Today when people talk about ridesharing they don’t even use that word. They say, Uber or Lyft. Those are the big two everyone knows about, but there was a third company. This company started ridesharing where people who had a car could give other people a ride and make money in the process. That company was Sidecar.
Unfortunately, like many technology based companies, Sidecar will be ending its run tomorrow, December 31st, 2015. This saddens me in many ways because it was the first company I drove for and the people there really used to reach out to the drivers. Some of us, like myself were made Captains because of our interest in the company. We were able to give feedback, help train new drivers and host meet ups to answer questions other drivers had. This was something that Uber and Lyft didn’t do. There was very little wall between the drivers and the people who worked at Sidecar. Chances were if you drove for Sidecar you had met someone who worked there.
Sidecar was an innovative company in that it let the riders choose the drivers which for someone like me was great. I was a favorite among many of the riders and for a long time I rarely had much downtime. Then the fare wars started and Uber and Lyft started to drop prices to ridiculous levels. It used to be that if Uber fares were above 1.4x in surge it was cheaper to take a cab. Now if the fare exceeds 2.0x in surge it’s cheaper to take a cab.
The riders started to flock to Uber and Lyft and Sidecar unfortunately didn’t have the market penetration or money to advertise like the others and the riders fell off. They then moved over to incorporating deliveries which was great for drivers for a while, but then other delivery companies came in and the fare wars began again.
Ultimately, drivers needed to make a realistic amount of money to make it worth it to drive for any company and the drivers started to go where the money was. Drivers for Sidecar could set their own prices which in the end caused Sidecar to be more pricey than Uber or Lyft. This left Sidecar with only a handful of die-hard users that remained. I had made many friends and a few even had my phone number and would text me when they needed a ride, but because they were more expensive, even though the riders had more options, price beat out the service provided.
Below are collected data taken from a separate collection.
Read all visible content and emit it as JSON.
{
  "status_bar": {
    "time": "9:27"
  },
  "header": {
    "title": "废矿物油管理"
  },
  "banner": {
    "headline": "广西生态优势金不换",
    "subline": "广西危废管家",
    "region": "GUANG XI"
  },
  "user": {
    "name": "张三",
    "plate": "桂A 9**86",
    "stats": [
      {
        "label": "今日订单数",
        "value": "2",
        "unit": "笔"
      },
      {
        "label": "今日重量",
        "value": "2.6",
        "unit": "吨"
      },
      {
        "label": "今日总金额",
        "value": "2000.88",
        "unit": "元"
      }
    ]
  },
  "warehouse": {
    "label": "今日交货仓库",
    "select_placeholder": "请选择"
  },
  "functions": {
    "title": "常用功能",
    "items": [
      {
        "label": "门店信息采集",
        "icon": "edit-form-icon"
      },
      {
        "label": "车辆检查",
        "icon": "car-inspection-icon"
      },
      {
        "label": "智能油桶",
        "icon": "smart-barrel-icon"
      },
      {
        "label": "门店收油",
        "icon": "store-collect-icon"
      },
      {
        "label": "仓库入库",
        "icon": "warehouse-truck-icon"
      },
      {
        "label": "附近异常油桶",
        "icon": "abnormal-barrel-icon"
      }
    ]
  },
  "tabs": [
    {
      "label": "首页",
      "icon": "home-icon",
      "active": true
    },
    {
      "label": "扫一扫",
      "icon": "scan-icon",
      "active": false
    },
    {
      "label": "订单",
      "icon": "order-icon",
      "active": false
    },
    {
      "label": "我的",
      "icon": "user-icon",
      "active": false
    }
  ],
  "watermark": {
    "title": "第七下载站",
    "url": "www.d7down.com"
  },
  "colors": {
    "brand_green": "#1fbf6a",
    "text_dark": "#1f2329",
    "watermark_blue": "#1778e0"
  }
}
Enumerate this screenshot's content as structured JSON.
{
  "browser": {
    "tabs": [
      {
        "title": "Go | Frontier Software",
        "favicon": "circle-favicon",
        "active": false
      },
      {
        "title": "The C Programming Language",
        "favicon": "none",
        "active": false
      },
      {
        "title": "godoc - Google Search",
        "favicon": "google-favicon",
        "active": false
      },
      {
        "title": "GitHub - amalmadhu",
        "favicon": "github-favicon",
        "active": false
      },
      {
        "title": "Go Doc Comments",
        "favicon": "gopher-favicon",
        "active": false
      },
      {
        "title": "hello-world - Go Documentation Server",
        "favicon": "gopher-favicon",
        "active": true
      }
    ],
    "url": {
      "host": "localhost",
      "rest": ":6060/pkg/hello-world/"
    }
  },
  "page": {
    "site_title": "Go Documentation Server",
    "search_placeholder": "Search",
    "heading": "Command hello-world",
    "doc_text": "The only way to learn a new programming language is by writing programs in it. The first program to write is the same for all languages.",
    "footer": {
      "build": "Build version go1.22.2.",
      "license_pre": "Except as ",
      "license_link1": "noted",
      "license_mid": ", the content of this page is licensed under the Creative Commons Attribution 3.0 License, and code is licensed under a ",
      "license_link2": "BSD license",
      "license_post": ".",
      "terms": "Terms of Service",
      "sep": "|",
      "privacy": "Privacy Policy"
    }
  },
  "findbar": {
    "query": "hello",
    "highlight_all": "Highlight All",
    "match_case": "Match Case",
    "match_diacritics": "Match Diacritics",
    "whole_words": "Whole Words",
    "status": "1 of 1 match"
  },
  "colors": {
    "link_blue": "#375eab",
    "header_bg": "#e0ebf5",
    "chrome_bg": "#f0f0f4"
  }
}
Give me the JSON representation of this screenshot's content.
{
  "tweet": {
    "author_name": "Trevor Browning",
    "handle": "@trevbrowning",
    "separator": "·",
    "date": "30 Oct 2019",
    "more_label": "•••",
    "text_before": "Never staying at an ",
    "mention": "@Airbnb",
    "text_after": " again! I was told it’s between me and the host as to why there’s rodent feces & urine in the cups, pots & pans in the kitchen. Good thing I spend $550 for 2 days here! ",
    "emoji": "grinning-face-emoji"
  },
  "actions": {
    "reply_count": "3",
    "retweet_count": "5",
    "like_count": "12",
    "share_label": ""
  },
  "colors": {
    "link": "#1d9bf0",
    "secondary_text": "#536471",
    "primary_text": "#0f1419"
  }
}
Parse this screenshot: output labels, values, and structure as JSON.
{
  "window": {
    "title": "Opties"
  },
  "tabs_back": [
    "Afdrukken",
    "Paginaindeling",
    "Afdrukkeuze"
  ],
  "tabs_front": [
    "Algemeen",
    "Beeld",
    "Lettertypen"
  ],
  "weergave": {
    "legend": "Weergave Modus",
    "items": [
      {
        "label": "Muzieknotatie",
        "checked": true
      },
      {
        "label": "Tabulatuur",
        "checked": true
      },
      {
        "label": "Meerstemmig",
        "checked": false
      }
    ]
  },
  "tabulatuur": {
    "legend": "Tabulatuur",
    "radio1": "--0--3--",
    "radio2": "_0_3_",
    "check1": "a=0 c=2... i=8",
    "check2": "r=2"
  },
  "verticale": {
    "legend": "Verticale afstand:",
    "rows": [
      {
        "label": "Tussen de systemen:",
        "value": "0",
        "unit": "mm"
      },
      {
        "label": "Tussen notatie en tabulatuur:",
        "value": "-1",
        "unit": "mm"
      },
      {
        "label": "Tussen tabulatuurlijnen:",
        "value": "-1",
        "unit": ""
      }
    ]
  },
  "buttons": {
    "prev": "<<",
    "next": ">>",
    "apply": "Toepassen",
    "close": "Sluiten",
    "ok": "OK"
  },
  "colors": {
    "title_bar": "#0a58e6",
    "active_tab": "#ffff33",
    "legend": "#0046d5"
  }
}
Now that will be gone and I’m sad because I probably won’t see a lot of those people anymore. I won’t have the fun chats or know ahead of time that the person I’m picking up won’t be so drunk that they’re going to pass out in my car or worse. I feel a loss that what could have been a great company from San Francisco has come to an end. Hopefully something will come out of this, but I suspect that 2016 will have many changes to the rideshare industry and gig economy so expect to see some changes here in the near future.